Last of all, we had Rumrunner. That was actually what we bought from them back in 2010, only it came in a brown bottle then. Now it is a clear bottle, and here in Washington, they call it Prohibition. What they do it take some barrels and spin some rum into them, and then put the heritage based apple cider in it. The wood and the rum then add flavors to the cider, and more. This was 12% ABV, perhaps though the addition of brown sugar, molasses, or the rum. It was a dark color as if brown sugar or molasses had been used, and it smelled sweet and tasted a little of molasses. Thing is, even though rum is made from molasses, all distilled spirits are clear until they are colored and/or aged in barrels, so Sea Cider probably did add a little bit of sweetener to gain that color and that taste.
I am glad Sea Cider is able to expand and sell down here. I find their products to be quality.
January 7, 2011
A few months ago, Washington State University released publication PNW 621 titled Hard Cider Production & Orchard Management in the Pacific Northwest. They printed off a limited number of copies, which are available for $8.00 each.

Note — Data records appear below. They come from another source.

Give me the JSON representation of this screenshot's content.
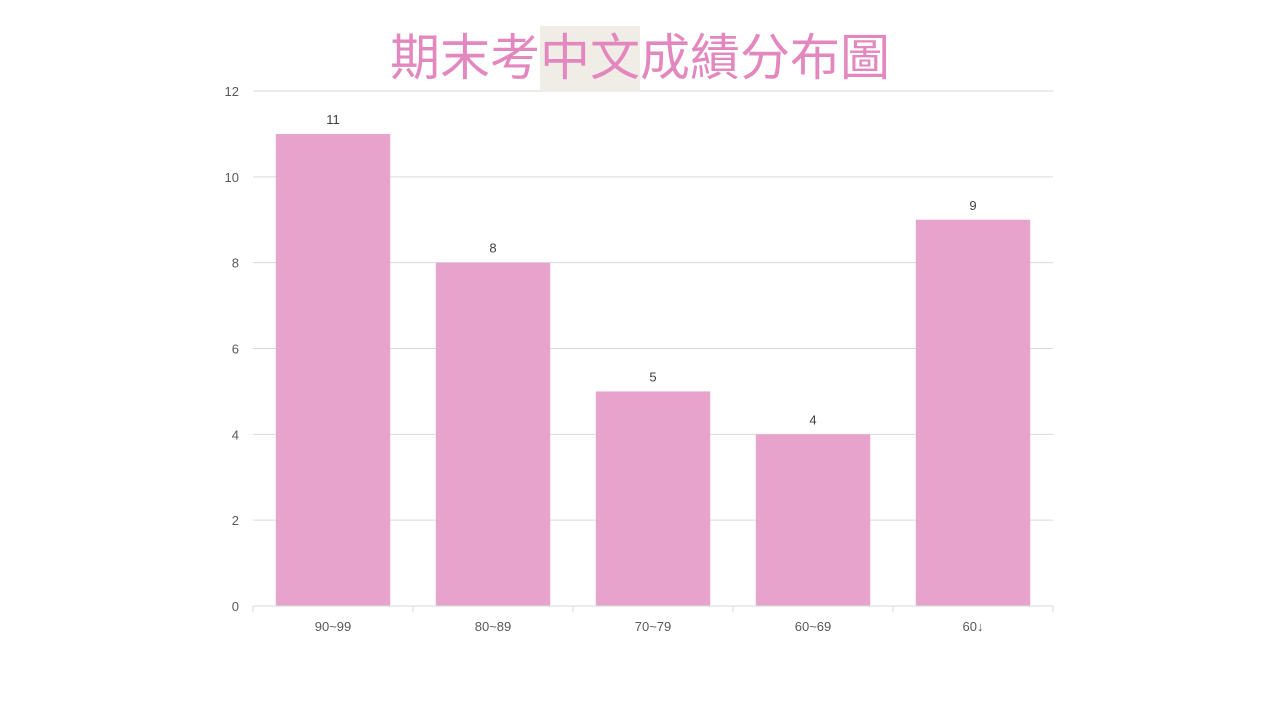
{
  "title": {
    "before": "期末考",
    "highlight": "中文",
    "after": "成績分布圖"
  },
  "colors": {
    "bar": "#e8a3cd",
    "title": "#e387bf",
    "title_highlight_bg": "#f0ece6",
    "grid": "#d9d9d9",
    "axis": "#d9d9d9",
    "tick_text": "#595959",
    "label_text": "#404040"
  },
  "chart_data": {
    "type": "bar",
    "title": "期末考中文成績分布圖",
    "categories": [
      "90~99",
      "80~89",
      "70~79",
      "60~69",
      "60↓"
    ],
    "values": [
      11,
      8,
      5,
      4,
      9
    ],
    "data_labels": [
      "11",
      "8",
      "5",
      "4",
      "9"
    ],
    "y_ticks": [
      "0",
      "2",
      "4",
      "6",
      "8",
      "10",
      "12"
    ],
    "ylim": [
      0,
      12
    ],
    "xlabel": "",
    "ylabel": "",
    "grid": true,
    "legend": false
  }
}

It was written by G.A. Moulton, Carol Miles, and J. King, all of Washington State University Mount Vernon, and A. Zimmerman of Tulip Valley Vineyard and Orchard next door. I had actually taken classes from Moulton and Zimmerman as part of my cidermaking class last summer with Peter Mitchell. In fact, there is a large acknowledgment to Mitchell in this publication, and even a few of the graphs he provided us students in our textbooks. Therefore, I was quite excited to see the research and write up on local production of cider.
The 48 page publication starts out with an introduction, including defining what cider is, the history of cider, defining your business and style, and safety measures. The last two are sort of new to me in a publication. Talking about business, it just touches upon ideas about what consumers expect, a developing a product line, determining who your customers are, and developing a marking plan. This is just enough to get one thinking about important information without actually guiding a person. The safety section suggests setting up a Hazard Analysis and Critical Control Points (HACCP).
From there, the publication moves into basic cider making, which you can find in just about any cider making book. However, it contains nearly six pages of their research on cider apples, including tannin amounts, sugar quantities, pH, and malic acid or other research on taste analysis of cider from a type of apple. From there, it briefly talks about sources of apples, and then transitions into processing fruit. It talks about apple mills, presses, and containers, giving pros and cons to different types. After obtaining juice, it must be analyzed, which is information you can gain in any cider making book, but this one does walk you through the step by step laboratory procedures to determine free sulfites, total sulfites, and titratable acidity, and talks about the formula to convert SG to potential alcohol and chaptilization. Moving on, it talks briefly about yeast, maturation, and malolatic fermentation. From there, cider is then ready for blending, barrel aging, carbonating, sweetening, filtering, bottling, and pasteurizing.
The real gem in this publication, though, is the last section, which is really the first part of making cider: orchard management. While other books might talk about site selection and rootstock, this publication talks about all that and in addition it talks about required mineral content in soil. The best part is that it has a chart on tree growth habit and another on blooming dates, which is kind of rare information. It does talk about planting, pruning, irrigating, thinning, pest management, when and how to harvest, and storage of the apples.
Overall, I’m excited because this book has lots of information about taking care of cider apple trees that is kind of rare for the United States, and the information provided in the entire book is kind of ideas to think about if one decided to open a cidery. That tone set it apart from other cidermaking books on the market.